One solution is to block all local network traffic, with the exception of some required to keep the local network connection up (eg only allow DHCP, IKE, ESP and ipv6 neighbour discovery). Libreswan is looking at adding a default on option for this when configured as a Remote Access client. This block should happen at the IPsec policy layer so we don't risk any interactions with the firewall systems installed and running which might have conflicting rules (and with nftables, there can be more than 1 firewal running and we don't want to have to understand all firewalls people use). Note that one side effect would be that any local network service such as a local printer, would get blocked.

Another solution could be to just add a single route to the VPN DNS server IP we obtained, and force it as a more specific route with the VPN address source IP. This would help avoid the LAN from stealing DNS packetss by using a small more specific local IP range, such as stealing Google DNS 8.8.8.0/24. Of course, if the malicious network makes 8.8.8.8 the default gateway, this would collapse the VPN and it would fail.
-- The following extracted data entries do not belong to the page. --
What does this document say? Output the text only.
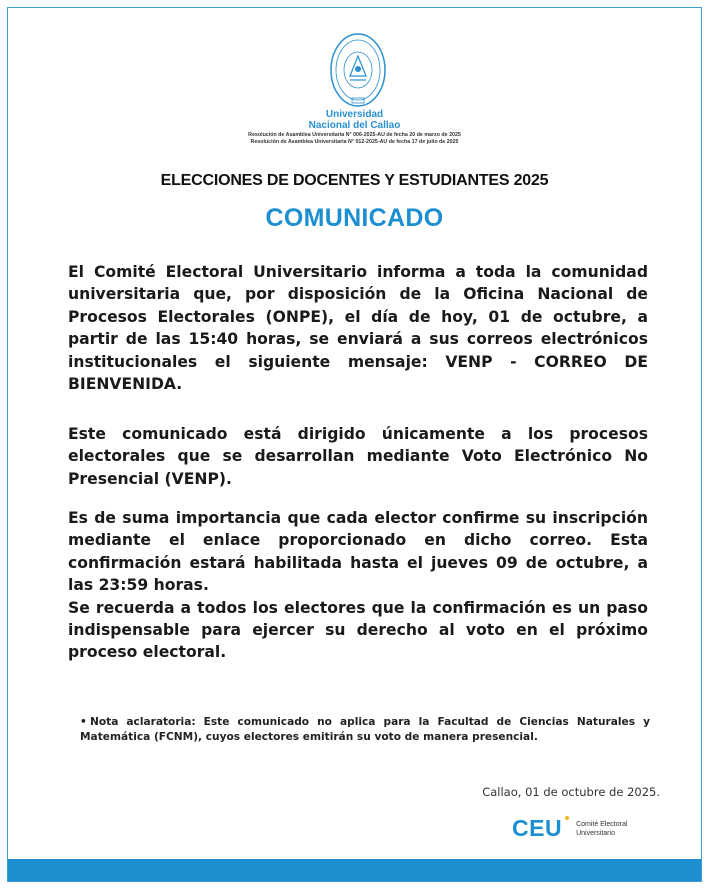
Universidad
Nacional del Callao
Resolución de Asamblea Universitaria N° 006-2025-AU de fecha 20 de marzo de 2025
Resolución de Asamblea Universitaria N° 012-2025-AU de fecha 17 de julio de 2025
ELECCIONES DE DOCENTES Y ESTUDIANTES 2025
COMUNICADO
El Comité Electoral Universitario informa a toda la comunidad universitaria que, por disposición de la Oficina Nacional de Procesos Electorales (ONPE), el día de hoy, 01 de octubre, a partir de las 15:40 horas, se enviará a sus correos electrónicos institucionales el siguiente mensaje: VENP - CORREO DE BIENVENIDA.
Este comunicado está dirigido únicamente a los procesos electorales que se desarrollan mediante Voto Electrónico No Presencial (VENP).
Es de suma importancia que cada elector confirme su inscripción mediante el enlace proporcionado en dicho correo. Esta confirmación estará habilitada hasta el jueves 09 de octubre, a las 23:59 horas.
Se recuerda a todos los electores que la confirmación es un paso indispensable para ejercer su derecho al voto en el próximo proceso electoral.
• Nota aclaratoria: Este comunicado no aplica para la Facultad de Ciencias Naturales y Matemática (FCNM), cuyos electores emitirán su voto de manera presencial.
Callao, 01 de octubre de 2025.
CEU Comité Electoral
Universitario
But failing on a malicious network is probably better than succeeding and getting bypassed.

Other VPN protocols

All non-IPsec VPN protocols have an additional problem. They do not have IPsec policies that can block/accept packets for encryption that works independent of the routing table. So in those scenarios, anything that bypasses the route into the encryption device (eg wireguard's wg0 interface) would leak in the clear.